O cantor e compositor THIH apresenta Fugacidade, trabalho que marca um momento de amadurecimento pessoal e musical em sua trajetória. Reunindo influências do indie rock dos anos 2000, elementos da estética oitentista e composições inspiradas em experiências íntimas, o EP reflete um artista mais confiante, versátil e conectado à própria identidade criativa. Em entrevista, THIH fala sobre o processo de construção do projeto, as histórias por trás das canções e os desafios de transformar memórias, sentimentos e reflexões em músicas que dialogam com diferentes públicos e momentos da vida.
“Fugacidade” marca uma nova fase da sua trajetória, com letras mais maduras e uma identidade mais alinhada ao seu momento atual. Em que ponto você percebeu que estava pronto para mostrar esse novo THIH?
Desde que iniciei minha caminhada na música autoral, sempre tive o desejo de seguir por um caminho mais alternativo, semelhante ao que apresento nas faixas do EP Fugacidade. No entanto, sentia que não fazia sentido começar dessa forma sem antes realizar o sonho de lançar algumas canções que eu já carregava comigo há muito tempo e que acabaram compondo o EP Outros Tempos.
Após esse lançamento, mergulhei de cabeça em novas composições, explorando melodias e letras inspiradas pela sonoridade do Indie dos anos 2000. Aos poucos, as primeiras músicas começaram a ganhar forma e tudo aconteceu de maneira muito natural. Foi assim que cada faixa do EP Fugacidade nasceu: como uma tradução sincera de tudo aquilo que consumo, admiro e vivo musicalmente. Esse trabalho representa não apenas uma evolução artística, mas também um retrato mais fiel de quem é o THIH atualmente.

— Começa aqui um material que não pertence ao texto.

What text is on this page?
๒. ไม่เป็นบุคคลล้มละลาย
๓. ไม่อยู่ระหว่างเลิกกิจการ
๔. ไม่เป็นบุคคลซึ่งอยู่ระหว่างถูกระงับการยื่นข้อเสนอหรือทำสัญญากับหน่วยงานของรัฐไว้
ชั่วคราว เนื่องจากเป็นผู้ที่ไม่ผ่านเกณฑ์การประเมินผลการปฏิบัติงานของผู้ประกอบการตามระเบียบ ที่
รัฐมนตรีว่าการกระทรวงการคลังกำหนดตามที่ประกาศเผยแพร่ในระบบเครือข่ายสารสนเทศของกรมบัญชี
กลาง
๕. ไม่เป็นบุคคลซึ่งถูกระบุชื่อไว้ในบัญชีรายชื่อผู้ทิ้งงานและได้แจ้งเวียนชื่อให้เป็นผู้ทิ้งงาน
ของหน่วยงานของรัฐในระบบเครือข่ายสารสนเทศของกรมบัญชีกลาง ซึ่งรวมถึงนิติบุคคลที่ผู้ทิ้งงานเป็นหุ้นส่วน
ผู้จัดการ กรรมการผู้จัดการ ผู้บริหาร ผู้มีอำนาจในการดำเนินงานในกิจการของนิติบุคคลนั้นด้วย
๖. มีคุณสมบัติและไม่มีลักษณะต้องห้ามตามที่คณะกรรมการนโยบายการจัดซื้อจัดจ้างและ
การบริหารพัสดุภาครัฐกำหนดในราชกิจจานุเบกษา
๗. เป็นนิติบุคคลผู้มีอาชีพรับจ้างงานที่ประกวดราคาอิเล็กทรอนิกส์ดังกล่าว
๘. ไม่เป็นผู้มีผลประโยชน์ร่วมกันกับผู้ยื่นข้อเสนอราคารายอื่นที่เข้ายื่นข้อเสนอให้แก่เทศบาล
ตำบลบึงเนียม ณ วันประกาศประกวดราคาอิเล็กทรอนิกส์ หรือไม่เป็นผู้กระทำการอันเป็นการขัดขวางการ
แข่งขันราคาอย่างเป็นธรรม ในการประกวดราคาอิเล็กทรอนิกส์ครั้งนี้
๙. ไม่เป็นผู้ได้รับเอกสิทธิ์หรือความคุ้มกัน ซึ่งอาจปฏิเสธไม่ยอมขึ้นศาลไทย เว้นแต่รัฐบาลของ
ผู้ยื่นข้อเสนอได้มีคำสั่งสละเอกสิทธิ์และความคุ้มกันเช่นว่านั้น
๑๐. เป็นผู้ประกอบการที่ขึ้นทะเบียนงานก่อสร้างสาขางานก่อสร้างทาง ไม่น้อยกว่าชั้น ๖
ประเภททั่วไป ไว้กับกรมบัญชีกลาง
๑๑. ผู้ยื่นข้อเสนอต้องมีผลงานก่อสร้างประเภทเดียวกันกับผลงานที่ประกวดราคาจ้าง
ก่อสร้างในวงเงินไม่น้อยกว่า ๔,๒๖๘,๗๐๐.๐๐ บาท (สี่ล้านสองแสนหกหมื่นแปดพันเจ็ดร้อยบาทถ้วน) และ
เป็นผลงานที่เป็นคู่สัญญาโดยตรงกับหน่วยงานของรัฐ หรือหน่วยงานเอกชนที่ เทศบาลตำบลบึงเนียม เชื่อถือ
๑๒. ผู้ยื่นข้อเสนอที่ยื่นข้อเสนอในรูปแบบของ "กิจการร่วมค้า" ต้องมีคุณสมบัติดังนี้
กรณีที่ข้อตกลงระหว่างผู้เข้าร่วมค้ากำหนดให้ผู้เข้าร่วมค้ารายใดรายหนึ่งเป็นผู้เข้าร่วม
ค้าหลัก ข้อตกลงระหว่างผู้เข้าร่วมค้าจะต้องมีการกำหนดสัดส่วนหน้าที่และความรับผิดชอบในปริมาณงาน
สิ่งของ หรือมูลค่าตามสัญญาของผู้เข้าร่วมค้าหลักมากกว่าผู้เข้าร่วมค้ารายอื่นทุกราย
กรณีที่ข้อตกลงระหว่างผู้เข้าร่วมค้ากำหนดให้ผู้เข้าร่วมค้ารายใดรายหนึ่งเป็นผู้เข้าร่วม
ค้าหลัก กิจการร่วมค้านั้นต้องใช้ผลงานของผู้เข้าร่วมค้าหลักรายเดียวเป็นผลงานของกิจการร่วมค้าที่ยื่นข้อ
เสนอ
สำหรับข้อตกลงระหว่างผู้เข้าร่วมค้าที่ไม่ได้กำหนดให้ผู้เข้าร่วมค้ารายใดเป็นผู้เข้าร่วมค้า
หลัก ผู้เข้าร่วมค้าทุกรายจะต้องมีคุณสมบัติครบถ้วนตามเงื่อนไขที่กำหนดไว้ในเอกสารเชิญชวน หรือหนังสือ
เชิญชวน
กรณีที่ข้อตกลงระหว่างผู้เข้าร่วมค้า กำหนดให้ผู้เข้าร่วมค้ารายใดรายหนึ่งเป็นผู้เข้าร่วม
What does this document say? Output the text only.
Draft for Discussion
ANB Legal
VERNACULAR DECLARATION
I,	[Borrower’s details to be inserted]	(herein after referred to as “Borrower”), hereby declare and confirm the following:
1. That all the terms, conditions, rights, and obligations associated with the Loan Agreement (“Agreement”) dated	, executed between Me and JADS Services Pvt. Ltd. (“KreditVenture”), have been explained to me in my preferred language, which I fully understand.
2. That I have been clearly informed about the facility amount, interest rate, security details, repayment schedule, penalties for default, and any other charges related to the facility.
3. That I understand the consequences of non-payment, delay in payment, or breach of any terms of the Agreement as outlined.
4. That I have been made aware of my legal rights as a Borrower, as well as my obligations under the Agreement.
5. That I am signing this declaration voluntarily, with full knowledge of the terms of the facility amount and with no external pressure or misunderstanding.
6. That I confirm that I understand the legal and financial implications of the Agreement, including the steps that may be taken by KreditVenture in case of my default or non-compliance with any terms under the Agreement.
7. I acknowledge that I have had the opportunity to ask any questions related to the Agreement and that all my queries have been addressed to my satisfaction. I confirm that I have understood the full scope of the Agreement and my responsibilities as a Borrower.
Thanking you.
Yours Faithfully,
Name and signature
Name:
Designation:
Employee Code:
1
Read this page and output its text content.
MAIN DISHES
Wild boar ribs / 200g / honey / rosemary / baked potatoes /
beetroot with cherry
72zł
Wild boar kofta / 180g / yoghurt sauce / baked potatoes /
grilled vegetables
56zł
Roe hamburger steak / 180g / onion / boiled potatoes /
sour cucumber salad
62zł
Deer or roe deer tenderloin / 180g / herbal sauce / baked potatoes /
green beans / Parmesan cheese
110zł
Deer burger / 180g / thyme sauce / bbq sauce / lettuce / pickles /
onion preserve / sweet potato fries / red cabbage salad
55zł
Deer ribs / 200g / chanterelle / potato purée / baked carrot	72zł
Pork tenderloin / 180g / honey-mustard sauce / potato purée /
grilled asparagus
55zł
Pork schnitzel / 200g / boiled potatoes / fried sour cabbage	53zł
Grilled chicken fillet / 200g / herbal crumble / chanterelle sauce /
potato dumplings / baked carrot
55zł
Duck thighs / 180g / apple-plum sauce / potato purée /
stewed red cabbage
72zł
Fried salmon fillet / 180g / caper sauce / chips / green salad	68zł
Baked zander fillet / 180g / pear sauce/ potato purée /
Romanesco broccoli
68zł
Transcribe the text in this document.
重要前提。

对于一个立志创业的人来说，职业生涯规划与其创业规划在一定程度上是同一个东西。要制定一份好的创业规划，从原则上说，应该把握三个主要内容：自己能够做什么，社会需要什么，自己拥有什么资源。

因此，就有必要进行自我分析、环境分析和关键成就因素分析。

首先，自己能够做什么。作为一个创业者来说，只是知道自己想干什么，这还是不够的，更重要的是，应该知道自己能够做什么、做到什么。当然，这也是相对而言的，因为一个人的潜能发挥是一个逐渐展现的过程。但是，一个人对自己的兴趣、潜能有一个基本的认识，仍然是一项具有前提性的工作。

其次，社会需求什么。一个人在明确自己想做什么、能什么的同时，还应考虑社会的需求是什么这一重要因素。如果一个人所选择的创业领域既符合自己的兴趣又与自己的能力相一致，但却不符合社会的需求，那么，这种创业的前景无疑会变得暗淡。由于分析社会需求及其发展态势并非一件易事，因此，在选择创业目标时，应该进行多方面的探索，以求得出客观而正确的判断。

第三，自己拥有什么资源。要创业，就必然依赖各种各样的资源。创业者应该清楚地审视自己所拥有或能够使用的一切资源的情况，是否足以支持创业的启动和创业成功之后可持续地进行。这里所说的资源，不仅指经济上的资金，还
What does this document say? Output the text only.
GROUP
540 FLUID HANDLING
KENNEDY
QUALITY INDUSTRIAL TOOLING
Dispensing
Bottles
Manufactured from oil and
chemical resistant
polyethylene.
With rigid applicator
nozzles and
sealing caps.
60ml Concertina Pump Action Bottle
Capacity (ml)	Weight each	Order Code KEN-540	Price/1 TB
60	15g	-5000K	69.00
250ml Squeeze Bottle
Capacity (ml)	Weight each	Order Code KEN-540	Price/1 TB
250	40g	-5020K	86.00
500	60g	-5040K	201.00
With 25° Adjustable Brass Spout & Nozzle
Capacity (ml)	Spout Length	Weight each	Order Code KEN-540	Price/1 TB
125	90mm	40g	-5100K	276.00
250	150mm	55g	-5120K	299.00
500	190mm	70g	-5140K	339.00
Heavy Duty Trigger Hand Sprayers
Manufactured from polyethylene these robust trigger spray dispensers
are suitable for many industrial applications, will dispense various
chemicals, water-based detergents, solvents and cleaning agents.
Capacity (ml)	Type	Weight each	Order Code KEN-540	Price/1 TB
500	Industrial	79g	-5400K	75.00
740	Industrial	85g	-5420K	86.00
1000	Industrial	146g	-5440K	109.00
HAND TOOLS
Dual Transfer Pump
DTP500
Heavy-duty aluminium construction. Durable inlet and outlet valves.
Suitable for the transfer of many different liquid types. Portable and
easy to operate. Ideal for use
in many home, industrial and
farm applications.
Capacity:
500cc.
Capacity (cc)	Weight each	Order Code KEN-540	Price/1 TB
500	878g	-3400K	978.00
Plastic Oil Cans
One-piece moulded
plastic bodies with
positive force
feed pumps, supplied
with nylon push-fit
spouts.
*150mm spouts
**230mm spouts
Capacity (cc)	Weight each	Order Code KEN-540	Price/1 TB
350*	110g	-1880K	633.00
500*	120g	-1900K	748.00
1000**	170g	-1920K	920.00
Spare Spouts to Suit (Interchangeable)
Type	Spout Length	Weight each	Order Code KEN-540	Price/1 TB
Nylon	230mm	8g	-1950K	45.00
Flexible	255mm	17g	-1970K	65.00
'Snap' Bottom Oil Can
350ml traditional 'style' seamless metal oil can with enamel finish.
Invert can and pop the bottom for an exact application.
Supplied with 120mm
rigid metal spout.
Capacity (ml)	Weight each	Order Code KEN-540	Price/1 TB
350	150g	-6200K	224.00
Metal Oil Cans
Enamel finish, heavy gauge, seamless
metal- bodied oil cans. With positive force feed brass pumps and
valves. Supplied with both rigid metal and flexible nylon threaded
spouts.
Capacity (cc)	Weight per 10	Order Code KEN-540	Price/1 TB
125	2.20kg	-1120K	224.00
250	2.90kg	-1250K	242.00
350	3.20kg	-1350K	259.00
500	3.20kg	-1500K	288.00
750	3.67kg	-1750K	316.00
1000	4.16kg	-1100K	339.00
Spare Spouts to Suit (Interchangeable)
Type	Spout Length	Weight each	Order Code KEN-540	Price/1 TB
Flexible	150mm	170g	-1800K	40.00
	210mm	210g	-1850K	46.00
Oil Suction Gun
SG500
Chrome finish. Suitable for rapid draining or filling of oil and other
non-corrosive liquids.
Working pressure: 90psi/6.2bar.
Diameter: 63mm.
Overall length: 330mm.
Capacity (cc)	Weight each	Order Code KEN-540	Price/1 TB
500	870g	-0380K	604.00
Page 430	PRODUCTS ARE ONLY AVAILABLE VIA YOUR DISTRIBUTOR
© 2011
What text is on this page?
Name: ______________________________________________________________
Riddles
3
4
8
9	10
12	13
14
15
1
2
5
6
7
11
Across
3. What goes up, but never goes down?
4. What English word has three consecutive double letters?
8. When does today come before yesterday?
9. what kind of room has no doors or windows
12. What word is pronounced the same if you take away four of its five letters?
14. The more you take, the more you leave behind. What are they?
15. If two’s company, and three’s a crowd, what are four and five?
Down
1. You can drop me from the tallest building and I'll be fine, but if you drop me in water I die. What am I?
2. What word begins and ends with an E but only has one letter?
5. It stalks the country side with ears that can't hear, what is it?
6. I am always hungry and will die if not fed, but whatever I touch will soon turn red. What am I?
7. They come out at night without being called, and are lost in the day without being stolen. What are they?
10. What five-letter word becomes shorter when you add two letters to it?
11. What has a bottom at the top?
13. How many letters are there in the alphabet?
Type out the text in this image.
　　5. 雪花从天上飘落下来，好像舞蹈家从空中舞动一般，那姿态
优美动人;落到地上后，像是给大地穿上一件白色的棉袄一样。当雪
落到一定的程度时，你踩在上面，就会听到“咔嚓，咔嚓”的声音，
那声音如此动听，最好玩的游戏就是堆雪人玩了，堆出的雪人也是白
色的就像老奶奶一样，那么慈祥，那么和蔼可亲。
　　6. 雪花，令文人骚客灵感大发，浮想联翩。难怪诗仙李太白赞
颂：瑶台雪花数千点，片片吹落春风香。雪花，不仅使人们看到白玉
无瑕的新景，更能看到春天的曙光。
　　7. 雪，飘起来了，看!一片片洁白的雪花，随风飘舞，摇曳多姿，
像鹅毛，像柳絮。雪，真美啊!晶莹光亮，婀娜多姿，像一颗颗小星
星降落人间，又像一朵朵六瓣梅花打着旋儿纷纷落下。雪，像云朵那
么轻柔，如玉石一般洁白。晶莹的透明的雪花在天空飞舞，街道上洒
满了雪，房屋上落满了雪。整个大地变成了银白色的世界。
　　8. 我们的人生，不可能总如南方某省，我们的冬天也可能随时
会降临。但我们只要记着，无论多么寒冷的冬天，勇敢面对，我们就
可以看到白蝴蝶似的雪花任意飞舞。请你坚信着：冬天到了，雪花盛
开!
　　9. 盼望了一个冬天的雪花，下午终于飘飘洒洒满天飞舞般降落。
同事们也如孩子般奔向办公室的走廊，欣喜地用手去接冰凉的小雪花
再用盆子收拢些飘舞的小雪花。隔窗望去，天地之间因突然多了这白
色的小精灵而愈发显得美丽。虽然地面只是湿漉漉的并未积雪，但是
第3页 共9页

Você cresceu em uma família muito ligada à música e teve no rock uma base importante desde cedo. Como essas primeiras memórias musicais ainda aparecem, mesmo de forma sutil, no artista que você é hoje?
As memórias musicais dessa primeira fase da minha vida continuam sendo atualizadas. Na essência, nada mudou: sempre que tenho a oportunidade, continuo cantando no karaokê em família, revivendo momentos que marcaram minha relação com a música desde a infância.
A diferença é que, hoje, além das canções que sempre fizeram parte da nossa história, minhas próprias músicas também passaram a fazer parte desses encontros. É uma sensação muito especial ouvir minhas composições tocando nos churrascos e celebrações da família, como se todo esse caminho percorrido estivesse se conectando com as minhas origens.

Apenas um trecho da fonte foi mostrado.